Sin detenernos en esta cifra que puede
remontarse, incluso, al treinta y tres bíblico, sabemos de la constante atención
de Hernández hacia lo que sucedía en ambas orillas del Río de la Plata. En
1864, su hermano Rafael había defendido la ciudad de Paysandú –de donde, herido
en una pantorilla y disfrazado de lechero vasco, puede escapar del exterminio
organizado por Venancio Flores. Él debe mal conformarse con ver las acciones
desde la isla Caridad, en suelo argentino; desde allí presencia ese verdadero
inicio de la mayor masacre en Sudamérica, la Guerra del Paraguay o Guerra
Guasú.
Ése era este poeta misional, en palabras de Cúneo, de un nacionalismo de base
popular, el poeta mensajero del genio
espontáneo de su país y sus paisanos.

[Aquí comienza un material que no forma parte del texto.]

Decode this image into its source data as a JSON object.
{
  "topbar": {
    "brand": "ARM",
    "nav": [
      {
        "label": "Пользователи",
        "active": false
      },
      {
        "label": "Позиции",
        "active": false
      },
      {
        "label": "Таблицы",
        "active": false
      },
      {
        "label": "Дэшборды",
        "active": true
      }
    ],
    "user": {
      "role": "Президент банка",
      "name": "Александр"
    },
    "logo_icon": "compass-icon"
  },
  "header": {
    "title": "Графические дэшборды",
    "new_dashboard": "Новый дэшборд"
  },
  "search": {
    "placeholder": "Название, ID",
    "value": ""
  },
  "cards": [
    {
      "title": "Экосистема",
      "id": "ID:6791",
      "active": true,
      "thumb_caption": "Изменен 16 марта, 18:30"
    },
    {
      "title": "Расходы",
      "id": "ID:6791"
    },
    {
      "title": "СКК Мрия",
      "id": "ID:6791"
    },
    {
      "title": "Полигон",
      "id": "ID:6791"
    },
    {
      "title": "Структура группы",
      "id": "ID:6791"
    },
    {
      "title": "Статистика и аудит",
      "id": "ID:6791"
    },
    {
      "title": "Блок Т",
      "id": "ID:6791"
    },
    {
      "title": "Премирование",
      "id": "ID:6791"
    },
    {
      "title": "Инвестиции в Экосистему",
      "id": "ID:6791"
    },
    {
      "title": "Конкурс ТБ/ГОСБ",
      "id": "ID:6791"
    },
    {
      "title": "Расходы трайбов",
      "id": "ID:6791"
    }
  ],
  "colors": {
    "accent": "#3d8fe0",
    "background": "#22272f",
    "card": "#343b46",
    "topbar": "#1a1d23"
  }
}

Y, como también señala este
estudioso, en esa fragua social se genera lo que legitima la perduración
literaria. Hernández –que nunca pudo en otras expresiones poéticas acercarse al
Martín Fierro, sino sólo remedarlo en
estilo y ritmo– convoca a su mayor personaje en este homenaje y diálogo con Juan
Manuel Blanes (1830-1901), el enorme pintor de la historia no sólo uruguaya, en
una de sus mayores obras, junto a “La
paraguaya”.
Pasan los años, las décadas y los siglos, poco
cambia, sólo las formas de la modernidad y cómo se expresa y muestra el
dominio. Mientras que los políticos obren en vista del poder y no del bien de
su pueblo, cada día sumarán más poder, sobre una sociedad más pobre y sojuzgada.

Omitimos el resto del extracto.